No fim de 2023, a organização sem fins lucrativos Buzz Women fez algo incomum: pediu doações à comunidade que atende.
“Dissemos àquelas mulheres que precisávamos da ajuda delas para tirar outras mulheres e suas famílias da pobreza”, diz Uthara Narayanan, cofundadora da Buzz Women. A organização, fundada em 2012 em Bangalore, na Índia, oferece capacitação financeira, de gestão e empreendedorismo para mulheres em situação de vulnerabilidade, para que alcancem a estabilidade financeira.

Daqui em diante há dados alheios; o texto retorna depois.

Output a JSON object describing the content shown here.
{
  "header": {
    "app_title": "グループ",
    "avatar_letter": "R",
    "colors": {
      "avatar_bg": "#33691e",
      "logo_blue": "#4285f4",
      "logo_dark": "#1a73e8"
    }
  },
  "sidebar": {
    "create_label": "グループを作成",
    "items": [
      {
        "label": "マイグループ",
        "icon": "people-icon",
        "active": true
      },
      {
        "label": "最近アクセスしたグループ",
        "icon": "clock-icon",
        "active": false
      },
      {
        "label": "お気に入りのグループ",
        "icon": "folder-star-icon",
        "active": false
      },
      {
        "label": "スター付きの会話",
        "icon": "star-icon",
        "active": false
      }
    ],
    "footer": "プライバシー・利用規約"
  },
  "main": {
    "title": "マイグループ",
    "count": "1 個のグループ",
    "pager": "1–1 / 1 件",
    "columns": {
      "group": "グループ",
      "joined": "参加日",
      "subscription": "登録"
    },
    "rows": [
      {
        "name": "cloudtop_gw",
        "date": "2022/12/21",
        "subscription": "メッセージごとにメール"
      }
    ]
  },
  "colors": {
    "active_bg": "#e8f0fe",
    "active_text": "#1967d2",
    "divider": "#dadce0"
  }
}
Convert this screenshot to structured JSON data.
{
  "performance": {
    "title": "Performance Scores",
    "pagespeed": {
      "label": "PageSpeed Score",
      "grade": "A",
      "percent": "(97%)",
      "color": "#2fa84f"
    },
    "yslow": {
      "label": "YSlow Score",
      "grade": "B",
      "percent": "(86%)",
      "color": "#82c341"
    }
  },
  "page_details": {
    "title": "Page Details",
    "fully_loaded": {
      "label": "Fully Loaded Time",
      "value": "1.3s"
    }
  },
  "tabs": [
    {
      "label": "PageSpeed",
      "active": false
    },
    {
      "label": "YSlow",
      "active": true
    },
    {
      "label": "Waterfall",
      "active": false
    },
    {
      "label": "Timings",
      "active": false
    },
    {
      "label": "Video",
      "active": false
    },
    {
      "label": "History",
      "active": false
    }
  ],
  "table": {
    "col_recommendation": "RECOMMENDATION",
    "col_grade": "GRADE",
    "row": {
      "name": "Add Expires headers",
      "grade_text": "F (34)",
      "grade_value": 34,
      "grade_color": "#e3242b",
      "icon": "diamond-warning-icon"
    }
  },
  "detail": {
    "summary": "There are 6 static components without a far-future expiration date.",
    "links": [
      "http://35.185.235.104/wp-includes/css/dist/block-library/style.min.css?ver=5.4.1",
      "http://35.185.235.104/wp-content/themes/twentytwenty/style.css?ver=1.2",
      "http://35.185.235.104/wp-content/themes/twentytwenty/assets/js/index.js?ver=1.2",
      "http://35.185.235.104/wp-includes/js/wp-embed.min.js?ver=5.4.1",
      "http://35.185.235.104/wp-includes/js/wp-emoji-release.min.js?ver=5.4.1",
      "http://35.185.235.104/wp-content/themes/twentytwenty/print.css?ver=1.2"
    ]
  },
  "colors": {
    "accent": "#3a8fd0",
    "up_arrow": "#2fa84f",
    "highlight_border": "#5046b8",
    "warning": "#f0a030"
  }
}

Narayanan pediu uma doação de 1 rupia por dia (US$ 0,012), ou 365 rupias por ano (US$ 4,27), para oferecer a outras mulheres o mesmo treinamento que a comunidade recebeu. Esse valor pode ser muito para pessoas cuja renda familiar mensal é de 15 mil rupias (US$ 175).
Após o pedido de Narayanan, Devamma, que concluiu o treinamento da Buzz Women em 2012, pegou um ônibus de sua cidade natal, Tumkur, até a sede da organização em Bangalore. Com orgulho, ela colocou uma caixa com 365 rupias sobre a mesa, para a surpresa dos funcionários. Graças ao curso da Buzz Women, Devamma conseguiu sair de anos de endividamento, abrir um negócio e economizar dinheiro. Agora, ela queria retribuir.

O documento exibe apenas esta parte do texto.